The Federal Trade Commission has a well-documented history of asserting regulatory powers beyond anything granted to it by Congress. Just last year, in AMG Capital Management, LLC v. FTC, the Supreme Court unanimously rejected the Commission’s decades-long claim that it can seek equitable monetary relief, like restitution and disgorgement, in enforcement actions.

The Commission recently announced a proposed consent agreement with Drizly, the alcoholic beverage delivery company, and its CEO, James Cory Rellas, for alleged consumer data breaches. Under the current proposal, for the next ten years, Mr. Rellas is personally required to “ensure” that any business that he is a majority owner of or works for in a “senior” capacity maintains an information security program dictated by the Commission. Put another way, the Commission has decided that it will follow enforcement targets to future corporate endeavors and control those individuals and companies based on conduct that occurred at an entirely different company.

This proposed order marks a dramatic departure from Commission practice and presumes a right to control companies and their future conduct that have never been before it for any infraction.  FTC has no such power—it only wishes it had. FTC, a repeat offender in conjuring up oversight powers and enforcement remedies from thin air, has outdone itself.

Just two weeks ago, the Commission was before the Supreme Court again in a case called Axon Enterprise, Inc. v.
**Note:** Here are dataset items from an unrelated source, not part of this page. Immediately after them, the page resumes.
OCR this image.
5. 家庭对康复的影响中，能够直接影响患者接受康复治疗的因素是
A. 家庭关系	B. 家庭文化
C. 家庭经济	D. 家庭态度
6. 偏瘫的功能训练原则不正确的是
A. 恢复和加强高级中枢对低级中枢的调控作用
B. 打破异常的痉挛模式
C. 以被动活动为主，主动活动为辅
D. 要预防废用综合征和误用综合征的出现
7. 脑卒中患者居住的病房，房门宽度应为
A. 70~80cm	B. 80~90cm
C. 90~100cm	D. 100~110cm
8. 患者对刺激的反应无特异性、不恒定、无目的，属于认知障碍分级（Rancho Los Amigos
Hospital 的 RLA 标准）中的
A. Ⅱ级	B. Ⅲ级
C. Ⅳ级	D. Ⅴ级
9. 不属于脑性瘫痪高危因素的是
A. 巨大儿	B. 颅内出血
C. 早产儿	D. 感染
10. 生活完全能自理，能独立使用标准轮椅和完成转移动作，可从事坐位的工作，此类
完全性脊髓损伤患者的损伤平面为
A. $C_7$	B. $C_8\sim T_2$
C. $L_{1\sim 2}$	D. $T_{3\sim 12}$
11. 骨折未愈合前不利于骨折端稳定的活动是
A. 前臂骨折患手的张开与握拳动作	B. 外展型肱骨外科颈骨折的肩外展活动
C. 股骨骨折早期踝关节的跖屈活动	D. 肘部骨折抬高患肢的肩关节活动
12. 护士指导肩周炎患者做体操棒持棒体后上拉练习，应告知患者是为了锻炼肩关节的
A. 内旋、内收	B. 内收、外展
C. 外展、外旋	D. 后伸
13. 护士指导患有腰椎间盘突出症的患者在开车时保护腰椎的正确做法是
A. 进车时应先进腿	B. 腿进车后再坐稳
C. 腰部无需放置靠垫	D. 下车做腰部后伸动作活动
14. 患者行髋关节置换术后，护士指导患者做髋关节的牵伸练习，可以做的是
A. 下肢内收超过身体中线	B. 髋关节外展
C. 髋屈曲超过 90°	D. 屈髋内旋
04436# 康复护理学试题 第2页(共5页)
FTC, in which the FTC objected to Axon’s acquisition of a competing small maker of police bodycams.  While the Axon case focuses on the technical issue of whether regulated parties may sue agencies in federal district court for constitutional challenges—a similar issue at the core of Michelle Cochran’s challenge to the Securities and Exchange Commission and argued on the same day—was propelled into court by an outrageous demand by the FTC that in order to avoid suit, it must not only divest the company, but that it had to turn over its intellectual property to what would now be a competitor. Otherwise, FTC would sue Axon in its infamous in-house courts where the Commission wins 100% of the time.

The Commission has become the hungry hungry hippo of the administrative state, inventing regulatory power it lacks, and jurisdiction over aspects and sectors of the economy it has no power to regulate. No act of Congress authorizes FTC’s self-conferred regulatory expansion.

Not only has Congress not enacted a comprehensive data protection and practices regime—the record shows that it has rejected such proposed legislation for years—nothing in its existing powers authorizes the Commission to substitute its judgment about internal business operations of private companies which, as far as the Commission knows, have never done anything wrong.

The Commission also runs headlong into the First Amendment. Because the proposed order requires Mr. Rellas to “ensure” compliance with FTC’s view of data security, he, and any future companies he may work for or own, will be compelled to propound the Commission’s content- and viewpoint-favoring speech and be forced to expend financial resources constructing such a regime. FTC’s edict necessarily dictates not only the content and viewpoint of his future speech but also that of any companies he works for in the future. Effectively, it requires him and companies he may work for or own to adopt the Commission’s view that it not only has the power to regulate information security practices but also how that goal should be achieved—a decision which belongs to Congress alone.

The Commission is accepting comments regarding the proposed settlement through December 1.